North-south divide is far from being resigned to history
As this story indicates the north-south divide is perhaps our best example of spatial thinking. It makes good copy. Trying to address regional disparities in economic performance can be a “fool’s errand” and the failure to achieve it was a key factor in the decline of the Regional Development Agencies. I feel a more fine grained approach which looks at the different settings that affect economic performance at the more local level is likely to be more insightful and more fruitful. We are more likely to regenerate areas in rural Northumberland or small towns in Leicestershire than to convince a global market to relocate the financial hub in the City of London to Nuneaton or Brighouse. Perhaps we should think more about the interconnected nature of places – particularly their rural/urban dynamics than seeking to ape Joseph Chamberlain and his Victorian City Building…..

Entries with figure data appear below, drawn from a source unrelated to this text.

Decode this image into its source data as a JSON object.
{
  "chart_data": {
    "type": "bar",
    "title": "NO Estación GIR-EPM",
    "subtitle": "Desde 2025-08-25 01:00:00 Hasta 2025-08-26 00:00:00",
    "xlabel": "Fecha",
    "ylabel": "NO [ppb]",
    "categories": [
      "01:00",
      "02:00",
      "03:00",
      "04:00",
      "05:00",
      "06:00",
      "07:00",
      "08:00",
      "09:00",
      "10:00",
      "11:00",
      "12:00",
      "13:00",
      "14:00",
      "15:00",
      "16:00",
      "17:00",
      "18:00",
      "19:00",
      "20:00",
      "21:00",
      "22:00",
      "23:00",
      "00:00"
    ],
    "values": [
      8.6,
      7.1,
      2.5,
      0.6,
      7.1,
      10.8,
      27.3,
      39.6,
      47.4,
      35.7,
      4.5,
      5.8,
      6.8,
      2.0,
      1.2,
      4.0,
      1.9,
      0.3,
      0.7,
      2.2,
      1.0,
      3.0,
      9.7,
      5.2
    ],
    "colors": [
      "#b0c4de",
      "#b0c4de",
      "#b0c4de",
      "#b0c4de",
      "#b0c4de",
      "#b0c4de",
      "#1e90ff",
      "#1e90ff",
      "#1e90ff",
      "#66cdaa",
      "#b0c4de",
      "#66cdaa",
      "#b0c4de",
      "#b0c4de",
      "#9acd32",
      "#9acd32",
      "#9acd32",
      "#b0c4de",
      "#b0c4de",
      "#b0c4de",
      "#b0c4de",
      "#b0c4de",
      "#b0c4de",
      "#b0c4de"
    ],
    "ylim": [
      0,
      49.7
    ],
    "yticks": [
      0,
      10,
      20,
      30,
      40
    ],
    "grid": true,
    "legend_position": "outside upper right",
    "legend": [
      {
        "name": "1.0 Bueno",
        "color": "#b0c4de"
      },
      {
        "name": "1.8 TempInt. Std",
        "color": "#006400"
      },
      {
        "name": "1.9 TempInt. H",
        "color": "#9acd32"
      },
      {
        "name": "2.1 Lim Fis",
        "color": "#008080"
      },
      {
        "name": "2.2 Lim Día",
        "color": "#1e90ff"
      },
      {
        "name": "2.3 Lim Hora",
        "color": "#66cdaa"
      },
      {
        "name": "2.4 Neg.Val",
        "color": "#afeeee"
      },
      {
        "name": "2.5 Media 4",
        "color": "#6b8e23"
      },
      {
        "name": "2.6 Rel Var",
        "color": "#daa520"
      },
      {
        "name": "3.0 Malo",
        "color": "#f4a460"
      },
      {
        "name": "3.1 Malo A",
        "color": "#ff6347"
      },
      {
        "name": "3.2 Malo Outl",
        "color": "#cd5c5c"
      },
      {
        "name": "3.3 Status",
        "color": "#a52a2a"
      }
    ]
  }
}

Five years on and the government seems to believe that the spatial rebalancing of the UK economy is well underway, and points to what it claims has been a strong recovery in the regions and cities outside London and the south-east. In January this year, the cities minister, Greg Clark, using ONS statistics, argued that 60% of new jobs since 2010 have come from outside London and the south-east, and that the eight core cities other than London have seen jobs rise by more than 250,000 since 2010. He went on to argue that while the “picture of a north-south divide pulling apart was certainly true in the previous decade … in this decade it is changing. North and south are now pulling in the same direction, which is upwards” (Management Journal for Local Authority Business, 22 January, 2015). The impression given was that the north-south divide is history. But is this true?
The fact is that the north-south divide is a long-standing and highly entrenched feature of the UK’s economic landscape, going back to the nineteenth century. Since the 1970s, the gap has in fact progressively widened. What really matters is not the growth record over just a short period, such as the recovery from the recent recession, but the cumulative growth gap over successive decades.